US, Belarus to restore envoys after 10-year freeze

Minsk (AFP) –


The United States and Belarus are preparing to exchange ambassadors after more than a decade-long freeze, a senior US diplomat said on Tuesday.

US Undersecretary for Political Affairs David Hale met with Belarusian President Alexander Lukashenko as Washington looks to improve ties with the isolated regime in Minsk.

In a statement released by the US embassy after the talks, Hale said US-Belarus relations were at a "historic juncture".

"It is my honour to announce that we are prepared to exchange ambassadors as the next step in normalising our relationship," he said.

Hale did not say when the ambassadors, who were withdrawn from both capitals in 2008 in a row over sanctions, might return.

Washington eased sanctions against Belarus in 2016.

Hale said that if Minsk shows more progress during upcoming parliamentary and presidential elections "we can discuss further easing of sanctions".

Belarus will hold parliamentary elections this year and presidential polls in 2020.

Often dubbed "Europe's last dictatorship", Belarus has been the target of Western sanctions over its poor rights record and lack of fair elections.

Hale also pointed out that Washington did not ask Belarus "to choose between East and West," saying it respected Belarus's "desire to chart its own course".
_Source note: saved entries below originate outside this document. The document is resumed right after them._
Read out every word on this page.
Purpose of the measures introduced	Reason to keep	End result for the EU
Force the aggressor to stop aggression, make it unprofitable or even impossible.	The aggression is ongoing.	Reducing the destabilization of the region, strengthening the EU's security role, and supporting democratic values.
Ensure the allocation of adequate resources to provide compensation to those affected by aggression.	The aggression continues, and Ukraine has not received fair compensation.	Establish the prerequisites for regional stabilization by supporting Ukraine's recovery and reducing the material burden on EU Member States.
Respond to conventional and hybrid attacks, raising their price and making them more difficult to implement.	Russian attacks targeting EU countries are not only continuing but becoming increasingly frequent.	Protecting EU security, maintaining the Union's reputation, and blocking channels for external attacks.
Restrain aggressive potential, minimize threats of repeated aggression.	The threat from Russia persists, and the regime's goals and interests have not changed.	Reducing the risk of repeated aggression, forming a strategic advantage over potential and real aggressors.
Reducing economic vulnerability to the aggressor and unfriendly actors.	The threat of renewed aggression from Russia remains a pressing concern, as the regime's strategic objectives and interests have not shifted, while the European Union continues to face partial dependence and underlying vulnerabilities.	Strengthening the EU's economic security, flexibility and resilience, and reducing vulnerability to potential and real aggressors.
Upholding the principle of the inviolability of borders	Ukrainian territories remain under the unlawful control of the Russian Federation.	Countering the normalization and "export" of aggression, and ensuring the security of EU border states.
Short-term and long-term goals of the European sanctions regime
The 65-year-old Lukashenko is a key ally of Russian President Vladimir Putin and Belarus's improvement in ties with Washington comes amid apparent Kremlin pressure for closer ties between Moscow and Minsk.

- 'New chapter' in ties -

During the talks with Hale on Tuesday, Lukashenko also said he wanted to improve ties with Washington.

"We will do everything for our relations to develop," he said in comments released by his office.

He praised Washington's interest in Belarus and alluded to the two countries' common victory over the Nazis in World War II.

"It is not normal when two countries which used to fight together against the enemy today have weak ties," Lukashenko said.

Hale's visit follows a trip to Belarus last month by then-national security advisor John Bolton aimed at improving US relations with Minsk.

Lukashenko said then that he was looking to open a "new chapter" in ties with Washington.

The rapprochement with the United States comes as Moscow is pressuring Minsk into closer integration.

The idea has been repeatedly discussed since Putin's re-election last year, with some seeing unification with Belarus as a way for the longtime Russian leader to circumvent his country's constitutional term limits.

Russia is Belarus's closest ally and the two have formed a nominal "union" with close trade and military cooperation while arguing over sticking points such as energy prices and import duties.

Establishing a unified state with Belarus could possibly extend Putin's time in power when his fourth presidential term ends in 2024 by making him the head of a new "unified" state including Belarus.

Lukashenko, a Soviet-era collective farm chief who become Belarus's first post-independence president, has welcomed closer ties but pushed back at the idea of unification.

Moscow has denied that outright unification is on the cards.